Как мог вопрос корреспондента Piter.tv об ответственности за гибель девочки ее рассмешить, Лариса Александровна просто не представляет: «Возможно, это был монтаж. Все зарабатывают деньги по-своему. Но в тот момент я была абсолютно спокойна».
«Мы клеим ярлыки, не разобравшись в ситуации»
Протоиерей Артемий Эмке, настоятель храма святого Архангела Михаила, г. Мирный:
«Мне кажется, никакой связи между тем, что Кристину изъяли из семьи, а позднее она была обнаружена мертвой, нет. Девочка уже была испорчена отсутствием воспитания со стороны родителей, дурным примером матери: «гуляла», любила выпить, совершала правонарушения. Ясно, что органы опеки должны были изъять детей из этой семьи, но делать это нужно было намного раньше.
Необходимы четкие критерии для вмешательства в дела семьи, чтобы не повторялись такие случаи, как с Кристиной, где помощь органов опеки была необходима, но полномочий сотрудников оказалось недостаточно. Но с другой стороны, мы знаем и о случаях необоснованного изъятия детей из семьи – этого быть не должно.
Какие уроки мы можем извлечь из этой трагедии? Жаль, что многие люди, совершенно не разобравшись в ситуации, обвинили во всем органы опеки и попечительства. Дескать, там работают злые и бессердечные люди, которых интересуют только показатели. Навешивать ярлыки на сотрудников опеки – неправильно и непродуктивно. То же самое будет и в том случае, если органы опеки будут отмахиваться от православных: дескать, надоели вы уже со своими голословными обвинениями и страшилками.

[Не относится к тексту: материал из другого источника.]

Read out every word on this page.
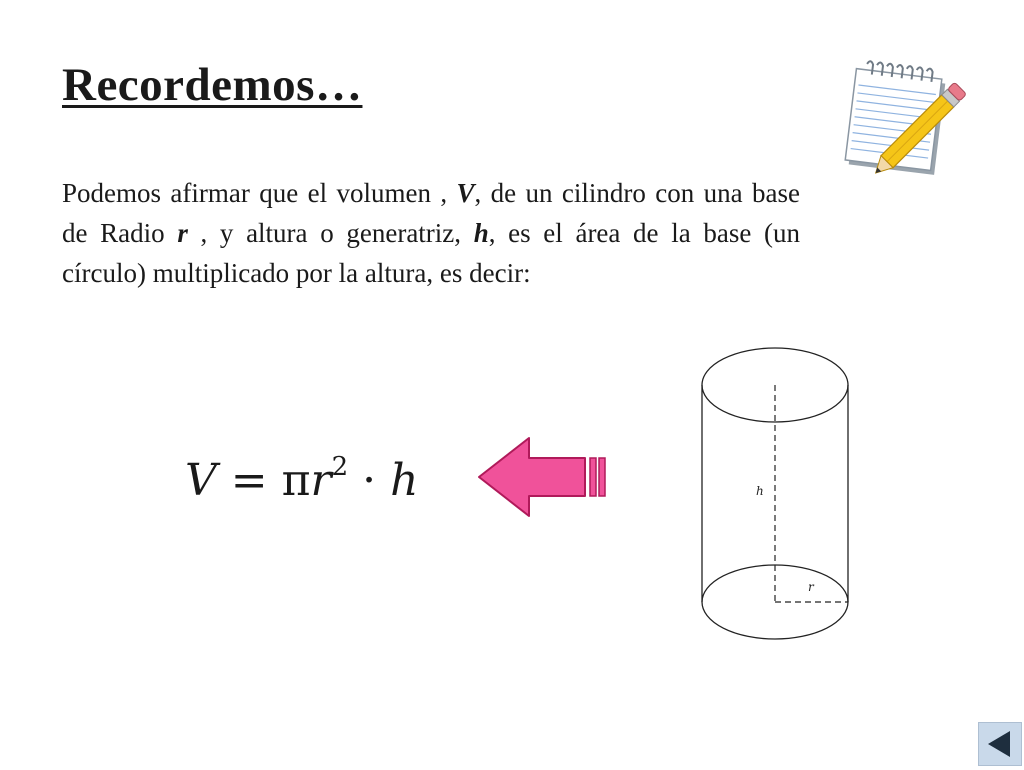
Recordemos…

Podemos afirmar que el volumen , V, de un cilindro con una base de Radio r , y altura o generatriz, h, es el área de la base (un círculo) multiplicado por la altura, es decir:

$V = \pi r^2 \cdot h$	h
r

Мы должны научиться слышать друг друга.
Мне было неудобно за «ревнителей справедливости» (особенно с православных сайтов), которые за чистую монету приняли недостоверную информацию о смерти девочки, скандально поданную несколькими СМИ.
Дорогие отцы, братья и сестры, где ваша духовная трезвость и бдительность? Все ополчились на детский дом, на работников органов опеки – «бездушных чиновников». Почему-то мы, православные, считаем, что скандальным публикациям о Церкви или о духовенстве не надо доверять, не проверив факты. В данной похожей ситуации прозвучало много слишком резких и несправедливых слов в адрес невиновных людей.
Когда уважаемые и авторитетные священнослужители, не вникнув в суть вопроса, высказываются столь резко, это вызывает недоумение».
P.S. Следствие по делу Кристины Кудряшовой продолжается.